Fragmenten Frankrijk (6)

And where will we hide, when it comes from inside? (J. Taylor)

15/7/2011

29.

Buiten schijnt de zon, maar in mijn hoofd drijven wolken rond. Deze nacht heeft iemand de spiegel in de badkamer vervangen. Dat moet wel, want ik zie eruit als een trol. Mistroostig pluk ik aan de kleren in de kast. Haal er verschillende kledingstukken uit, die ik zuchtend weer op de kapstok hang. De lucht is blauw genoeg, maar in mijn kop gutst de regen. Of had ik dat al gezegd? Ik ben zo opgestaan, met dit lijf, dat als een walrus via de duistere golven van een droom op mijn bed moet zijn aangespoeld. De ganse dag zal ik het moeten meesleuren, terwijl ik het liefst van al mezelf bij het kadaver van de vlinder had gedumpt. Want het giet in mijn binnenkant; dikke druppels die in bellen veranderen als ze de bodem raken. Of had ik dat misschien al verteld?
Zus fladdert in de gang rond in een babydollachtig jurkje met grote bloemen. Er is mij onlangs iets opgevallen: als zus buiten komt, klaart het op. Het kan toeval zijn natuurlijk, maar ik ben erop beginnen te letten. Telkens als er grijze wolken hangen, gaat zus eigenwijs met een boek, zonnebril en –melk op het terras zitten. Dan is het een kwestie van in de startblokken te schieten, wil ik eerder dan de zon het terras opstormen. U moet mij geloven, van het groene monster heb ik nooit veel last gehad, maar ik benijd zus vandaag wel. Ze lijkt door de gang te zweven. Ik begeef me zuchtend terug naar de kast en trek inwendig jammerend hetzelfde saaie, bruine paterskleed als gisteren aan. Met beide handen probeer ik mijn treurige gelaat in een min of meer zorgeloze plooi te strijken, maar mijn klein verdriet drupt langs de binnenkant van mijn gezicht weg en blijft ergens ter hoogte van mijn keel vastzitten. Of had ik dat al met niet zoveel woorden gezegd?
Dapper doorworstel ik het ontbijt (Ik registreer voor mijn dagboek dat de pot Duo Choco zus terugvoert naar haar kindertijd en ze er altijd de witte kant van opat. Ik herinner me dat nog.). Alhoewel ik mijn best doe, besef ik hoe broos de communicatieve brug tussen mij en de anderen is. In het beste geval denken ze dat ik nog wat versuft ben of zijn ze ook met zichzelf bezig, maar dat is buiten de antennes van mijn zus gerekend. Ze heeft nu eenmaal de gave om door mijn vel heen te kijken. ‘Is er iets?’ informeert ze, terwijl ik een fles melk terug in de koelkast zet. Ik mompel in het voorbijgaan iets nietszeggends terug. De zon schijnt. Het is vakantie. Dan dient een mens zijn treurnis toch incognito te houden?

30.

We gaan naar Pont du Gare. Het schijnt daar redelijk indrukwekkend te zijn.

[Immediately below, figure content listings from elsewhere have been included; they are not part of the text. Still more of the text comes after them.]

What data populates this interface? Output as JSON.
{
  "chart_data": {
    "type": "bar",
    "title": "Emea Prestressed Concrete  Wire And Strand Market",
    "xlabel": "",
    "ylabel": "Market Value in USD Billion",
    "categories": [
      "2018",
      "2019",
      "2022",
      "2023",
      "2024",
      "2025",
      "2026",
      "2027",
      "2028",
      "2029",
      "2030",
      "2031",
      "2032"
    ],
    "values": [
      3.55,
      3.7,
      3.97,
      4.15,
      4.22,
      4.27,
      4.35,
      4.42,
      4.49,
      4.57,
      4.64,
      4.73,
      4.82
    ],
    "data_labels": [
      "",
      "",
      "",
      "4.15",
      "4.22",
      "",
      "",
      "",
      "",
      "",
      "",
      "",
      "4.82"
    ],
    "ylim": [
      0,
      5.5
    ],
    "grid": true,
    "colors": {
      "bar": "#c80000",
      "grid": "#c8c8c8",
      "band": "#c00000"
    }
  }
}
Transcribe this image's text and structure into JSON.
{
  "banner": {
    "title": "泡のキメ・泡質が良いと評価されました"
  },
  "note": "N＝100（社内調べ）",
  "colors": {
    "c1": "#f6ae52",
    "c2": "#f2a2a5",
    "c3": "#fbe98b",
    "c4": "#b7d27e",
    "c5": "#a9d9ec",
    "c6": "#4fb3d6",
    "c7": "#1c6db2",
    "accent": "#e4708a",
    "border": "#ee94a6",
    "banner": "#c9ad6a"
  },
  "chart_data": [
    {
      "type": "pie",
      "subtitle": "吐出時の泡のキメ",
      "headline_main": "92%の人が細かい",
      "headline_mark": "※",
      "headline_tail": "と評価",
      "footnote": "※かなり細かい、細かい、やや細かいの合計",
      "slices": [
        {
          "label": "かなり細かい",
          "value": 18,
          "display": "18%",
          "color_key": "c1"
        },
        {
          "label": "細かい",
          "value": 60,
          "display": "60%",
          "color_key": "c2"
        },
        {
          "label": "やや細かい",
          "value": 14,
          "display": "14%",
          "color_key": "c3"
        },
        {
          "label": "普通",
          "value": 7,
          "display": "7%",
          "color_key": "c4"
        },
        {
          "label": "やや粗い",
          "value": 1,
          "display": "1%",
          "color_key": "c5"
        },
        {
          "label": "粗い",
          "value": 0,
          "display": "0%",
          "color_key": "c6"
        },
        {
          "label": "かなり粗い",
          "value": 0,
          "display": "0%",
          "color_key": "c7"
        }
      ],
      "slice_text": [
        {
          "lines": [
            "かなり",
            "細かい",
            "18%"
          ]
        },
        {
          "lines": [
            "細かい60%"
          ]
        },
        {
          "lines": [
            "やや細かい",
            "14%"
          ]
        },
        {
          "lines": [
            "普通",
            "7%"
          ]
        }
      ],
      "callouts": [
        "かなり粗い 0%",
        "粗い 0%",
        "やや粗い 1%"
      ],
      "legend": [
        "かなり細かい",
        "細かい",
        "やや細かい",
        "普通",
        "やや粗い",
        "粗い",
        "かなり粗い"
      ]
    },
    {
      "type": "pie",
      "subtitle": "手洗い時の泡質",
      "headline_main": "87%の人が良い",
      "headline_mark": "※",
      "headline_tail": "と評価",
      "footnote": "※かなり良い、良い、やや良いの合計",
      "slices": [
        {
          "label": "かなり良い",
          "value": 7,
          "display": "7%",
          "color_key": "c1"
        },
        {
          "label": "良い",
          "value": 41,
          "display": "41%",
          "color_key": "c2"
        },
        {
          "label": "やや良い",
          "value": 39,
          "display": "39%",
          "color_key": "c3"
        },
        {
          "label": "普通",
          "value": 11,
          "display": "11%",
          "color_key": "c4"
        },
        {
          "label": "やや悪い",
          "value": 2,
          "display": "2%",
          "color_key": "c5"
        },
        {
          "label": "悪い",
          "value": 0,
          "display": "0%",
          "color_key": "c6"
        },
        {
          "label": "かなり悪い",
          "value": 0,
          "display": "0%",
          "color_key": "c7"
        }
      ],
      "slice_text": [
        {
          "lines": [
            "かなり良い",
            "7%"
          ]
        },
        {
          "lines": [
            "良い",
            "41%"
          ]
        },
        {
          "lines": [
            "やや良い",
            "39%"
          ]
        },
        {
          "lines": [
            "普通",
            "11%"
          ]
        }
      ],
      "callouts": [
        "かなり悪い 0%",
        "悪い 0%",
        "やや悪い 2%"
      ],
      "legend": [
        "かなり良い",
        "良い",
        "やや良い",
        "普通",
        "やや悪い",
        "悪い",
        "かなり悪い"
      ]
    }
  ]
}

De Pont du Gard is een Romeins aquaduct dat later is uitgebreid tot brug. Het bouwwerk ligt iets ten zuiden van het plaatsje Vers-Pont-du-Gard in Frankrijk, niet ver van Nîmes en Uzès, en staat op de Werelderfgoedlijst van UNESCO.

De kinderen worden de auto in gedreven en we vertrekken. Ik duw nog snel een enorme zonnebril op mijn neus en voel me een grote, mottige vlieg. Besef ineens dat ik nu helemaal in de val zit naast dat andere mens met antennes.
‘Scheelt er iets?’ informeert hij. We rijden langs een zonnebloemenweide. Alle bloemen zoeken verlangend naar de zon, maar ik kan alleen maar denken aan die keer dat ze de hoofden lieten hangen. Geliefde klopt even onhandig op mijn been. En dan, ja dan, gaan de sluizen open. Ik loop over. Ik regen.
‘Ik voe-hoel me zo sle-hecht in mij-hijn vèèèè-hèèèèl.’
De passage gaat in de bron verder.